Peter Cresswell said...

Um, that's not fractional reserve banking you're describing there, TWR.

If that's all that happened -- that banks took in time deposits and lent them out -- borrowing long and lending short -- then we'd have no problem.

But they don't take in your $100 and lend out just $100. They actually create new credit out of thin air.

They take in your $100 and use it as a 'reserve' against which they can lend out $1000, or $2000, or more, with the only backing for this newly created money being the 'assets' for which the newly created credit is being extended -- with all the attendant problems of inflation, deflation, boom, bust and deleveraging, and the inherent bankruptcy of every bank who's so engaged.

Anonymous said...

Exactly my point. They would *still* be in the crap without FRB. So when you say : "
Which is this: What happens if every depositor wants their money out all at once. If you want to know whether your friendly local bank is "sound," then just ask yourself what happens when queues of depositors start forming outside, for whatever reason, insisting they be given their money back. "
, it's not a good argument against FRB as it would happen with or without it.

Peter Cresswell said...

I think you're overlooking the importance of "time deposits" in my point above.

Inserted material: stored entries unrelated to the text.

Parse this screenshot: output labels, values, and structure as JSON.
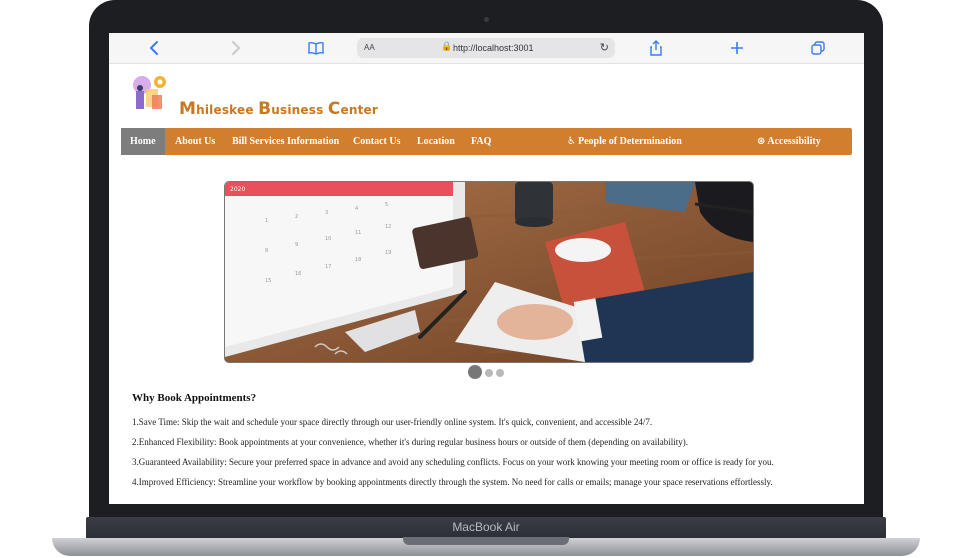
{
  "device": {
    "label": "MacBook Air"
  },
  "browser": {
    "text_size_label": "AA",
    "url": "http://localhost:3001",
    "icons": [
      "chevron-left-icon",
      "chevron-right-icon",
      "book-icon",
      "lock-icon",
      "reload-icon",
      "share-icon",
      "plus-icon",
      "tabs-icon"
    ]
  },
  "site": {
    "title_parts": [
      {
        "cap": "M",
        "rest": "hileskee "
      },
      {
        "cap": "B",
        "rest": "usiness "
      },
      {
        "cap": "C",
        "rest": "enter"
      }
    ]
  },
  "nav": {
    "items": [
      "Home",
      "About Us",
      "Bill Services Information",
      "Contact Us",
      "Location",
      "FAQ"
    ],
    "people": "People of Determination",
    "accessibility": "Accessibility",
    "accent": "#d17f2e",
    "active_bg": "#7d7d7d"
  },
  "carousel": {
    "slide_count": 3,
    "active_index": 0
  },
  "content": {
    "heading": "Why Book Appointments?",
    "points": [
      "1.Save Time: Skip the wait and schedule your space directly through our user-friendly online system. It's quick, convenient, and accessible 24/7.",
      "2.Enhanced Flexibility: Book appointments at your convenience, whether it's during regular business hours or outside of them (depending on availability).",
      "3.Guaranteed Availability: Secure your preferred space in advance and avoid any scheduling conflicts. Focus on your work knowing your meeting room or office is ready for you.",
      "4.Improved Efficiency: Streamline your workflow by booking appointments directly through the system. No need for calls or emails; manage your space reservations effortlessly."
    ]
  }
}
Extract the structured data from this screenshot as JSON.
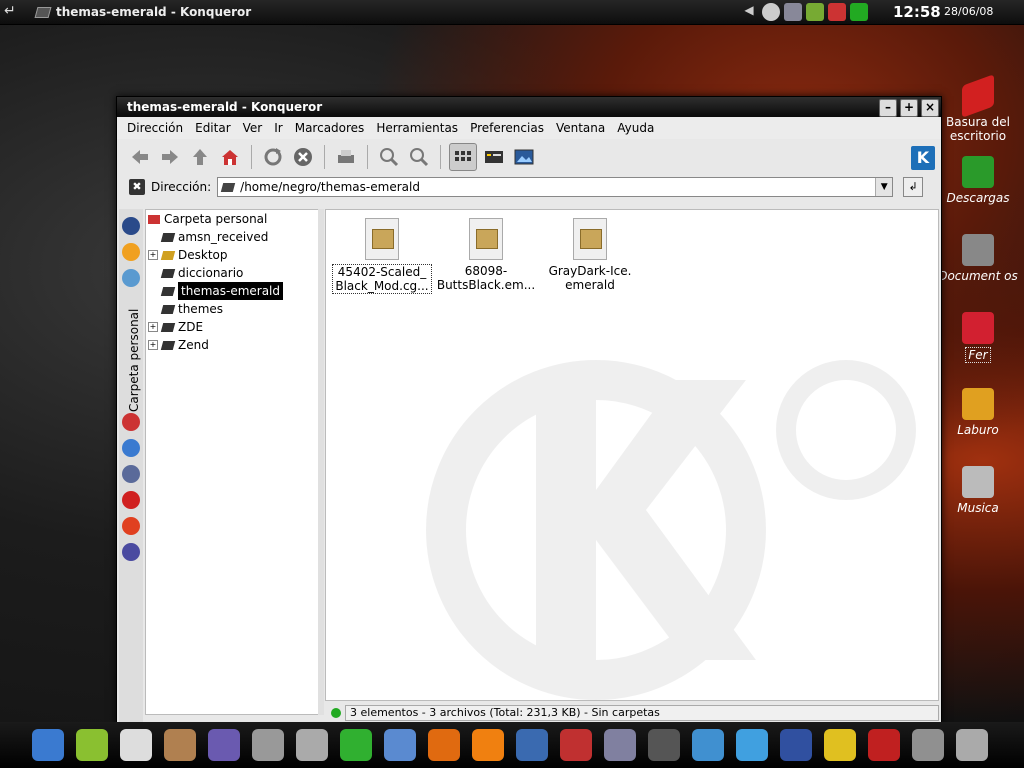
{
  "top_panel": {
    "task_title": "themas-emerald - Konqueror",
    "clock": "12:58",
    "date": "28/06/08"
  },
  "desktop_icons": [
    {
      "label": "Basura del escritorio",
      "icon": "trash-full-icon",
      "color": "#d22020"
    },
    {
      "label": "Descargas",
      "icon": "download-folder-icon",
      "color": "#2a9a2a"
    },
    {
      "label": "Document os",
      "icon": "documents-folder-icon",
      "color": "#888888"
    },
    {
      "label": "Fer",
      "icon": "heart-folder-icon",
      "color": "#d22030"
    },
    {
      "label": "Laburo",
      "icon": "work-folder-icon",
      "color": "#e0a020"
    },
    {
      "label": "Musica",
      "icon": "music-folder-icon",
      "color": "#bbbbbb"
    }
  ],
  "window": {
    "title": "themas-emerald - Konqueror",
    "menu": [
      "Dirección",
      "Editar",
      "Ver",
      "Ir",
      "Marcadores",
      "Herramientas",
      "Preferencias",
      "Ventana",
      "Ayuda"
    ],
    "location_label": "Dirección:",
    "location_value": "/home/negro/themas-emerald"
  },
  "sidebar": {
    "tab_label": "Carpeta personal",
    "tree": [
      {
        "label": "Carpeta personal",
        "expander": false,
        "selected": false
      },
      {
        "label": "amsn_received",
        "expander": false,
        "selected": false
      },
      {
        "label": "Desktop",
        "expander": true,
        "selected": false
      },
      {
        "label": "diccionario",
        "expander": false,
        "selected": false
      },
      {
        "label": "themas-emerald",
        "expander": false,
        "selected": true
      },
      {
        "label": "themes",
        "expander": false,
        "selected": false
      },
      {
        "label": "ZDE",
        "expander": true,
        "selected": false
      },
      {
        "label": "Zend",
        "expander": true,
        "selected": false
      }
    ]
  },
  "files": [
    {
      "line1": "45402-Scaled_",
      "line2": "Black_Mod.cg...",
      "focused": true
    },
    {
      "line1": "68098-",
      "line2": "ButtsBlack.em...",
      "focused": false
    },
    {
      "line1": "GrayDark-Ice.",
      "line2": "emerald",
      "focused": false
    }
  ],
  "status_text": "3 elementos - 3 archivos (Total: 231,3 KB) - Sin carpetas",
  "taskbar_launchers": [
    {
      "icon": "kde-menu-icon",
      "color": "#3a7ad0"
    },
    {
      "icon": "user-icon",
      "color": "#8ac030"
    },
    {
      "icon": "amarok-icon",
      "color": "#dddddd"
    },
    {
      "icon": "rabbit-icon",
      "color": "#b08050"
    },
    {
      "icon": "terminal-monitor-icon",
      "color": "#6a5ab0"
    },
    {
      "icon": "notes-icon",
      "color": "#999999"
    },
    {
      "icon": "scanner-icon",
      "color": "#aaaaaa"
    },
    {
      "icon": "green-ball-icon",
      "color": "#30b030"
    },
    {
      "icon": "editor-icon",
      "color": "#5a8ad0"
    },
    {
      "icon": "firefox-icon",
      "color": "#e06a10"
    },
    {
      "icon": "vlc-icon",
      "color": "#f08010"
    },
    {
      "icon": "thunderbird-icon",
      "color": "#3a6ab0"
    },
    {
      "icon": "home-icon",
      "color": "#c03030"
    },
    {
      "icon": "config-icon",
      "color": "#8080a0"
    },
    {
      "icon": "terminal-icon",
      "color": "#555555"
    },
    {
      "icon": "image-viewer-icon",
      "color": "#4090d0"
    },
    {
      "icon": "messenger-icon",
      "color": "#40a0e0"
    },
    {
      "icon": "globe-icon",
      "color": "#3050a0"
    },
    {
      "icon": "chat-icon",
      "color": "#e0c020"
    },
    {
      "icon": "stats-icon",
      "color": "#c02020"
    },
    {
      "icon": "brush-icon",
      "color": "#909090"
    },
    {
      "icon": "trash-icon",
      "color": "#aaaaaa"
    }
  ]
}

Absent FRB, if a bank is lending out only their time deposits, then they're in a position to borrow long and lend short. That's a very safe position to be in.

If they go further, and lend out some of their demand deposits as well, then they face a further risk, but one that can be absorbed in the rest of the banking system.

But it's once they step off the FRB cliff ... that's when they really start trying to walk upon clouds.

Duncan Bayne said...

P.C.,

I think you're misunderstanding the thrust of Rothbard's article (as did I before my friend Armin set me straight).

Banks do not create money out of thin air; the 'Rothbard Bank' example at the start of the article was to illustrate what would happen in the absence of central banking - i.e. in a free-market system where anyone could print money.

Rothbard then goes on to explain that nowadays the only bank that can print money is the Fed, & shows how that drives inflation that is amplified (but not driven) by FRB.

It's a fairly subtle distinction (& I think Rothbard did a lousy job of explaining things) but it's an important one nonetheless.